Cluster Aware Updating

Windows Server 2012 Failover Clustering introduced a new feature called Cluster Aware Updating (CAU), which is similar to VMM baseline compliance in that it will orchestrate patching of clustered hosts:

  • Drain each host one-by-one of virtual machines using Live Migration. Speed up using concurrent Live Migration. Windows Server 2012 accelerates this further using Live Migration Compression or Live Migration using SMB 3.0 (2 or more 10 GbE NICs).
  • Patch each emptied host in turn until all hosts have been patched.

CAU will use Windows Update to download Windows Updates from your normal patching source (such as WSUS), and it has no dependency on the presence of VMM. Note that you can also customize the CAU job to run scripts and configure host fault tolerance. You can also deploy non-Microsoft updates from a file share, for example, installing Dell updates to your hosts.
CAU can be manually invoked from the Failover Cluster Manager console from a non-cluster machine; this is to allow the non-cluster machine to orchestrate the movement of virtual machines and the patching/reboots of hosts.

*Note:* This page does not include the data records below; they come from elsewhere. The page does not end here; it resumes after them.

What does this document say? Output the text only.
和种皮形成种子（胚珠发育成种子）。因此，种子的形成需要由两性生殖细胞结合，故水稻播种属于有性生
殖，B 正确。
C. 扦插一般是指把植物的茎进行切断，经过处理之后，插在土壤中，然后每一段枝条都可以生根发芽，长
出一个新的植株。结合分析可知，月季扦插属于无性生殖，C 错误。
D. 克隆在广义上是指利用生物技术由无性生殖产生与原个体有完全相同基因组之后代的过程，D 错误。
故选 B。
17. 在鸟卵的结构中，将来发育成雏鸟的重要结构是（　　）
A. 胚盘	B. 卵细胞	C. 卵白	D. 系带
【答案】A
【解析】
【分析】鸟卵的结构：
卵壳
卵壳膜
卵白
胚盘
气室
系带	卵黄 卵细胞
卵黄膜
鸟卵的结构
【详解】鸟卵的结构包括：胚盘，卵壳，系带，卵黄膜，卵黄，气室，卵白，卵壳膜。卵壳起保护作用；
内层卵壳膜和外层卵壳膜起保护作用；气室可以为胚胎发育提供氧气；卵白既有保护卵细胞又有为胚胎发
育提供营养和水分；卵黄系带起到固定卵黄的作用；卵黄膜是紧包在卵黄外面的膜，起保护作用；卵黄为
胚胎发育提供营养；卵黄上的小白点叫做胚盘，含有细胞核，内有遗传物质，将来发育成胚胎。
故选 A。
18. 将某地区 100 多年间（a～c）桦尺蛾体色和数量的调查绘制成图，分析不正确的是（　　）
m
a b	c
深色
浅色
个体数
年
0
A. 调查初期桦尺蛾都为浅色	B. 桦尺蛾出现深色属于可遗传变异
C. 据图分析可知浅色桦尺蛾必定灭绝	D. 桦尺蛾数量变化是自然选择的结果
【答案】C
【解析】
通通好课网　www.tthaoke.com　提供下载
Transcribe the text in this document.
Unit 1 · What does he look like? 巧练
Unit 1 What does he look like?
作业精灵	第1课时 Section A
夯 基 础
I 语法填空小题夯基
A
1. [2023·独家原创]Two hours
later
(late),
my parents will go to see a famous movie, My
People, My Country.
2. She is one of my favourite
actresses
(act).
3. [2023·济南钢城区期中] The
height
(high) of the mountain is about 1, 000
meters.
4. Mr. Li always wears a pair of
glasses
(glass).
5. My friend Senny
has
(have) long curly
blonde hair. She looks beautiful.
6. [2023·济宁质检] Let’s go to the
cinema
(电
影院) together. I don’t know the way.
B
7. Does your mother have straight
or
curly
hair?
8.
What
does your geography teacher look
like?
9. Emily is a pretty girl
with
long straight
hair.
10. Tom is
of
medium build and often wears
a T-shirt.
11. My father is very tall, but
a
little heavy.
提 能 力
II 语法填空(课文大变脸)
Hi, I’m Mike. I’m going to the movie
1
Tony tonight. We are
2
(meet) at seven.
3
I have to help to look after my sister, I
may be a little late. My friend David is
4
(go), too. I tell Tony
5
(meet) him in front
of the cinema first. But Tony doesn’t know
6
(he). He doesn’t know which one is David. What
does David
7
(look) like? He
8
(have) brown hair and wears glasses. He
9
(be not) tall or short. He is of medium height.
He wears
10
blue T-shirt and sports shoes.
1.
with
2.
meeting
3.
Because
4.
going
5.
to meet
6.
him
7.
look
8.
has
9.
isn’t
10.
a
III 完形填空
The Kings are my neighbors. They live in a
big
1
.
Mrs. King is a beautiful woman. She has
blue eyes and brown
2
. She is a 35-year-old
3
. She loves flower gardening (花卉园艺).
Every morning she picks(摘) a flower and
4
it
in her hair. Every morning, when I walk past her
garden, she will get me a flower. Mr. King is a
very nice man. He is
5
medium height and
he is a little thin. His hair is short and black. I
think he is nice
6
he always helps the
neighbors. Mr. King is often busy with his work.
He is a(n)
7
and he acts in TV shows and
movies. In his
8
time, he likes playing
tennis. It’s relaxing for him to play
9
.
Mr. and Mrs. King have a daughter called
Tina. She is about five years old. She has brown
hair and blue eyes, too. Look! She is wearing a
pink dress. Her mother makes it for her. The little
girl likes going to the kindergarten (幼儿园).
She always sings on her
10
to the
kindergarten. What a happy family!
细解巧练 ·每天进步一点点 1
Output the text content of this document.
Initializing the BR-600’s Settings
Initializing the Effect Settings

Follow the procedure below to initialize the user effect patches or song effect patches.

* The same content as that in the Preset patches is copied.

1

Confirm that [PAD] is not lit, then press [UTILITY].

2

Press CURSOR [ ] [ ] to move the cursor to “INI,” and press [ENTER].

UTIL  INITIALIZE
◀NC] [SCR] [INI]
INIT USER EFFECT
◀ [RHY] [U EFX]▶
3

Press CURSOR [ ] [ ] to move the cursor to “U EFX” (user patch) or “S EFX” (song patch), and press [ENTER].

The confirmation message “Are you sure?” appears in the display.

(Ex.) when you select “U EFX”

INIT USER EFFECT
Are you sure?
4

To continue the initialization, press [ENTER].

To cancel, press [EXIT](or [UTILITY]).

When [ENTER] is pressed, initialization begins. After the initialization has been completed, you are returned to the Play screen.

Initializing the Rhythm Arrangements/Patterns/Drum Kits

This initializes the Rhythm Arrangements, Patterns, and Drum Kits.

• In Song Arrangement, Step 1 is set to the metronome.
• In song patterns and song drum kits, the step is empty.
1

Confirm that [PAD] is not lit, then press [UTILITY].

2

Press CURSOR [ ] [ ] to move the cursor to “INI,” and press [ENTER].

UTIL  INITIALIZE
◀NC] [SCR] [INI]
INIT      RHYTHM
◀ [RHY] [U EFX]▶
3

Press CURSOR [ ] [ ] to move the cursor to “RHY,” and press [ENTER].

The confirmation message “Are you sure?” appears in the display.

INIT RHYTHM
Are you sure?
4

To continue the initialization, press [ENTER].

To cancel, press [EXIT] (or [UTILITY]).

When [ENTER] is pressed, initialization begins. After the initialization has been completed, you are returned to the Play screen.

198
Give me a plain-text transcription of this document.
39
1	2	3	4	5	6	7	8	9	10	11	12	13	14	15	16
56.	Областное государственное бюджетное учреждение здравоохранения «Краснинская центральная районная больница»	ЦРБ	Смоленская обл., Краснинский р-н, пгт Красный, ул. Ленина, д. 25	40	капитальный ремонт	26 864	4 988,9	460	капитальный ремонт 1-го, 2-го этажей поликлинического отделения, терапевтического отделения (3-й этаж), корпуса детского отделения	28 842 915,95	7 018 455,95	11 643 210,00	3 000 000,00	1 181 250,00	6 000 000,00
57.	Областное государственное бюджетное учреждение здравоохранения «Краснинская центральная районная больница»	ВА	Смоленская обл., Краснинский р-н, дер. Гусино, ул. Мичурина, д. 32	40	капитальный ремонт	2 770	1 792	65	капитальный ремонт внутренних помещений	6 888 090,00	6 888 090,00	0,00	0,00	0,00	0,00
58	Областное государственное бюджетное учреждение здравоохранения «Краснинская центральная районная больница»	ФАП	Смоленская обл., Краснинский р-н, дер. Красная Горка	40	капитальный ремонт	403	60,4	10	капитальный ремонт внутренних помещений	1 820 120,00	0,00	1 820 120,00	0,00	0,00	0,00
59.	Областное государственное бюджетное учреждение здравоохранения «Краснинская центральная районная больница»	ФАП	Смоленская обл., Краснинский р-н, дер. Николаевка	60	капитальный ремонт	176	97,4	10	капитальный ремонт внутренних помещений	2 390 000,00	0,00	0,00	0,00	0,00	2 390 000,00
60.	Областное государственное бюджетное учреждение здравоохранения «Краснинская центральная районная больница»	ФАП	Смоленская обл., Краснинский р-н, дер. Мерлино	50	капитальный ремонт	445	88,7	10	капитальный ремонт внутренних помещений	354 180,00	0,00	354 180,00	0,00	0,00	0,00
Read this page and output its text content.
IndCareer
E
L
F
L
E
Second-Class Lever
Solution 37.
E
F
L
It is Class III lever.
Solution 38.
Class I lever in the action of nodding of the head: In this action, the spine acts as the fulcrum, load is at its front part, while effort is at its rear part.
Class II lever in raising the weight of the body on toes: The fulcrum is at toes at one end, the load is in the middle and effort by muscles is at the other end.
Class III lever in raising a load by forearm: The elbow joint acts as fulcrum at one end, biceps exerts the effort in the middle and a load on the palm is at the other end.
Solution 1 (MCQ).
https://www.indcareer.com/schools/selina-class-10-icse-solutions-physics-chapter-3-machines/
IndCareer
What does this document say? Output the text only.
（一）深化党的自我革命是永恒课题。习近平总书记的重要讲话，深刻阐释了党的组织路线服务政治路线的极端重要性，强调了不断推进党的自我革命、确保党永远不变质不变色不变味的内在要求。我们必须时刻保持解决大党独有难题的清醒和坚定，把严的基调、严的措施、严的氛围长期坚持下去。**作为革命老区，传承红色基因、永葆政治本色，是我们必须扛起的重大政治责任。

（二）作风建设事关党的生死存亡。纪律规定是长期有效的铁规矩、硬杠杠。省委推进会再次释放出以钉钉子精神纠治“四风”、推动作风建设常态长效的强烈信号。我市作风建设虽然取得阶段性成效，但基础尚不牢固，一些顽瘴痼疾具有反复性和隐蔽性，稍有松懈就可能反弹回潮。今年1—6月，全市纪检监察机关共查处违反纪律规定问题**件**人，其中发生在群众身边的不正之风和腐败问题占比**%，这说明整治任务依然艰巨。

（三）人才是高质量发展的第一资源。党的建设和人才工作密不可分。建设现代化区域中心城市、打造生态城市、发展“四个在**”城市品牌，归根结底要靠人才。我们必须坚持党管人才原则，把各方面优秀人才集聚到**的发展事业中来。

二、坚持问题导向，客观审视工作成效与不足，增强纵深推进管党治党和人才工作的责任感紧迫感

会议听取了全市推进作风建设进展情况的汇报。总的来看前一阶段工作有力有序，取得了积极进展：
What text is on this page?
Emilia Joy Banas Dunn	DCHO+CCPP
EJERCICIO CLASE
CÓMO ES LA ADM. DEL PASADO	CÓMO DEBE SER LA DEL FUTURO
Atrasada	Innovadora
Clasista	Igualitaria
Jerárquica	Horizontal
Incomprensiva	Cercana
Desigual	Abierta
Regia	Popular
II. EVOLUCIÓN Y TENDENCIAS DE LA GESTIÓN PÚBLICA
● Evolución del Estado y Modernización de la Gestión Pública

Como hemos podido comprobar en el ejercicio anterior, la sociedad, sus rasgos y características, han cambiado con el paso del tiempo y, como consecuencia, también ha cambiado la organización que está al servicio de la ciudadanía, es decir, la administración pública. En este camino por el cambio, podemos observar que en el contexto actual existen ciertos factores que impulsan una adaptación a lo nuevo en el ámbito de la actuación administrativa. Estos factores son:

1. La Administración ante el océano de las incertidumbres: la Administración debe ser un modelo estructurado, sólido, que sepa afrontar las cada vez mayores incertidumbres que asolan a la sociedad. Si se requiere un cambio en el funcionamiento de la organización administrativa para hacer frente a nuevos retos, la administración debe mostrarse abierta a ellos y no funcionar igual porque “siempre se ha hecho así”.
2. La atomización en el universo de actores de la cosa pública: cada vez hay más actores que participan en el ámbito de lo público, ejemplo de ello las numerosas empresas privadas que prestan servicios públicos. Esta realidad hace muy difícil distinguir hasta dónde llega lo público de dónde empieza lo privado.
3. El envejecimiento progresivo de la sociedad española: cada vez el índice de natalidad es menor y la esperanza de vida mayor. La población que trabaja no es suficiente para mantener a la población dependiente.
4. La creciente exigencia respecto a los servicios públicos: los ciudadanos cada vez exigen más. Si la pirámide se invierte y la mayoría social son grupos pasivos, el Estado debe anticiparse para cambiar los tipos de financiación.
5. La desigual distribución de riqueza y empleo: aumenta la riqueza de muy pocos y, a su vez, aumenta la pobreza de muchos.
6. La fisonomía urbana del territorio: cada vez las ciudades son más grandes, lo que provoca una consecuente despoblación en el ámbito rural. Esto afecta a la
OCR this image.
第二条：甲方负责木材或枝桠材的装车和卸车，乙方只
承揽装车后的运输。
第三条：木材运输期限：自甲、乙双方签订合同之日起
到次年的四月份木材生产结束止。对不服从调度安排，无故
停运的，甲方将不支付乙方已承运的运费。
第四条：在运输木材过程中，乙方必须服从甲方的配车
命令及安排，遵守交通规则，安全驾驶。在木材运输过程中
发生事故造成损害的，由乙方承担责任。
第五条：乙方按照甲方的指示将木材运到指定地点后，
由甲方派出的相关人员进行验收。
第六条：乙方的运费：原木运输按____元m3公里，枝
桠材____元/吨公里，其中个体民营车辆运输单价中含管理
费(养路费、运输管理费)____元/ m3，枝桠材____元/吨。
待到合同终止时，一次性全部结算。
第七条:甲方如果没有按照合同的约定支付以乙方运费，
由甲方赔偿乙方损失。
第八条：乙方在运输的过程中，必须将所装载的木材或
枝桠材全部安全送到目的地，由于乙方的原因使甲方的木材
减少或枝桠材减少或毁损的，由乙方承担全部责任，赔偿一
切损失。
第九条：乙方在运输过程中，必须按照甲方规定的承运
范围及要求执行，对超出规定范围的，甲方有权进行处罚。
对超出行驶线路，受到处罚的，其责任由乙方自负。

Manually invoked Cluster Aware Updating

Manually invoked Cluster Aware Updating

Once you have confidence in CAU you can enable a special HA role on the cluster to allow automated scheduled updates of the cluster. One might consider running these updates during the workday, since there is no downtime to services provided by the virtual machines thanks to Live Migration. Also, you’re around in case something goes wrong, instead of being an hour’s commute away at 3 a.m. on a Sunday.

Choosing a Patching Solution

VMM baselines involve a lot of manual work, and there are those who believe that manual patching never happens at all. If you have versions of Hyper-V that precede Windows Server 2012 then you have no choice – you must either patch manually or use VMM baselines. You can use PowerShell and/or System Center Orchestrator to automate the VMM process as much as possible.
Those who are running Windows Server 2012 Hyper-V or later can make use of CAU. Not only can you patch Windows Server, but you can also download other Microsoft hotfixes and updates for your server hardware and use CAU to deploy them. Most will choose to invoke CAU manually at first to gain confidence in the solution, but after a while you can switch to a completely automated solution. Don’t rule VMM baselines completely out, though, as many organizations have a division between patch approval (IT security) and server management (infrastructure). VMM baselines can still be used by the fabric administrators to double check patch compliance of the hosts and VMM servers to ensure that everything is patched sufficiently.